Background context: INFUSE has been proven effective in conjunction with threaded cages and bone dowels for single-level anterior lumbar interbody fusion (ALIF). The published experience with posterolateral fusion, although encouraging, utilizes a significantly higher dose and concentration of recombinant human bone morphogenic protein-2 (rhBMP-2) and a different carrier than the commercially available INFUSE.
Purpose: To present an assessment of fusion rate for posterolateral spine fusion with INFUSE Bone Graft.
Study design/setting: Retrospective review of patients treated using INFUSE in posterolateral spine fusion in a single institution.
Patient sample: 91 patients with minimum 2-year follow-up who underwent posterolateral spine fusion using INFUSE as an iliac crest bone graft (ICBG) substitute.
Outcome measures: Fusion rate based on fine-cut computed tomographic (CT) scans with sagittal and coronal reconstructions.
Methods: Fusion was performed using one large INFUSE kit (12 mg rhBMP-2, 1.5 mg/mL), which was prepared according to the manufacturer's instructions. The INFUSE sponge was wrapped around the local bone or graft extender and placed over the decorticated surfaces in the lateral gutters. Postoperative CT scans with reconstructions were reviewed by two independent orthopedic spine surgeons. CT scans of a comparison group of 35 patients who underwent primary single-level posterolateral fusion with ICBG were also reviewed.
Results: The overall group had a mean 4.38 CT fusion grade and a 6.6% nonunion rate. Primary one-level fusion cases (n=48) had a mean 4.42 fusion grade a 4.2% nonunion rate. Primary multilevel fusions (n=27) had a mean 4.65 CT grade and no nonunions detected. Assessment of the 35 primary one-level ICBG control cases demonstrated a mean CT grade of 4.35 and a nonunion rate of 11.4%. In the 16 cases of revision for prior nonunion, mean CT grade was 3.81 and 4 subjects had nonunions. Additional subgroup analysis showed that smokers (n=14) had a mean 4.32 CT grade with no nonunions. Men had a mean 4.04 CT grade and an 11.1% nonunion rate compared with a mean 4.61 CT grade and 3.6% nonunion rate in women. This difference was statistically significant (p=.036). No significant differences in fusion rate were observed based upon the specific graft extender used (p=.200).

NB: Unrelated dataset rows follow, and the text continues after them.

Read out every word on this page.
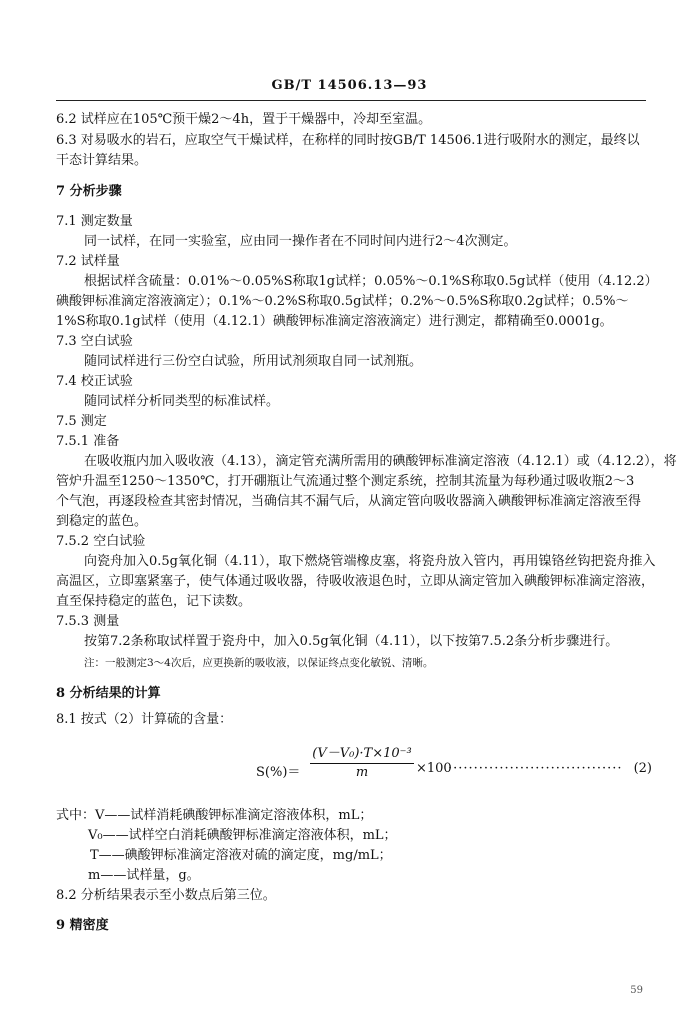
GB/T 14506.13—93
6.2 试样应在105℃预干燥2～4h，置于干燥器中，冷却至室温。
6.3 对易吸水的岩石，应取空气干燥试样，在称样的同时按GB/T 14506.1进行吸附水的测定，最终以
干态计算结果。
7 分析步骤
7.1 测定数量
同一试样，在同一实验室，应由同一操作者在不同时间内进行2～4次测定。
7.2 试样量
根据试样含硫量：0.01%～0.05%S称取1g试样；0.05%～0.1%S称取0.5g试样（使用（4.12.2）
碘酸钾标准滴定溶液滴定）；0.1%～0.2%S称取0.5g试样；0.2%～0.5%S称取0.2g试样；0.5%～
1%S称取0.1g试样（使用（4.12.1）碘酸钾标准滴定溶液滴定）进行测定，都精确至0.0001g。
7.3 空白试验
随同试样进行三份空白试验，所用试剂须取自同一试剂瓶。
7.4 校正试验
随同试样分析同类型的标准试样。
7.5 测定
7.5.1 准备
在吸收瓶内加入吸收液（4.13），滴定管充满所需用的碘酸钾标准滴定溶液（4.12.1）或（4.12.2），将
管炉升温至1250～1350℃，打开硼瓶让气流通过整个测定系统，控制其流量为每秒通过吸收瓶2～3
个气泡，再逐段检查其密封情况，当确信其不漏气后，从滴定管向吸收器滴入碘酸钾标准滴定溶液至得
到稳定的蓝色。
7.5.2 空白试验
向瓷舟加入0.5g氧化铜（4.11），取下燃烧管端橡皮塞，将瓷舟放入管内，再用镍铬丝钩把瓷舟推入
高温区，立即塞紧塞子，使气体通过吸收器，待吸收液退色时，立即从滴定管加入碘酸钾标准滴定溶液，
直至保持稳定的蓝色，记下读数。
7.5.3 测量
按第7.2条称取试样置于瓷舟中，加入0.5g氧化铜（4.11），以下按第7.5.2条分析步骤进行。
注：一般测定3～4次后，应更换新的吸收液，以保证终点变化敏锐、清晰。
8 分析结果的计算
8.1 按式（2）计算硫的含量：
S(%)＝
(V－V₀)·T×10⁻³
m	×100
·································· (2)
式中：V——试样消耗碘酸钾标准滴定溶液体积，mL；
V₀——试样空白消耗碘酸钾标准滴定溶液体积，mL；
T——碘酸钾标准滴定溶液对硫的滴定度，mg/mL；
m——试样量，g。
8.2 分析结果表示至小数点后第三位。
9 精密度
59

Conclusions: Posterolateral spine fusion involves a more difficult healing environment with a limited surface for healing, a gap between transverse processes and the milieu of distractive forces. Historically, only ICBG has been able to overcome these challenges and reliably generate a successful posterolateral lumbar spine fusion. In contrast to prior studies, clinically available INFUSE delivers only 12 mg rhBMP-2 at a concentration of 1.5 mg/mL. Despite the lower dose and concentration of rhBMP-2, this study suggests that fusion success with INFUSE is equivalent to ICBG for posterolateral spine fusion. As with ICBG, development of solid fusion or nonunion is a multifactorial process. The use of INFUSE is not a substitute for proper surgical technique or optimization of patient-related risk factors. Additional studies are needed to determine the incremental benefit of a greater rhBMP-2 dose or use of alternative carriers for posterolateral fusion. Finally, correlation between radiographic findings and clinical outcomes, and a cost-benefit analysis are needed. Despite these issues, this study presents compelling evidence that commercially available INFUSE is an effective ICBG substitute for one- and two-level posterolateral instrumented spine fusion.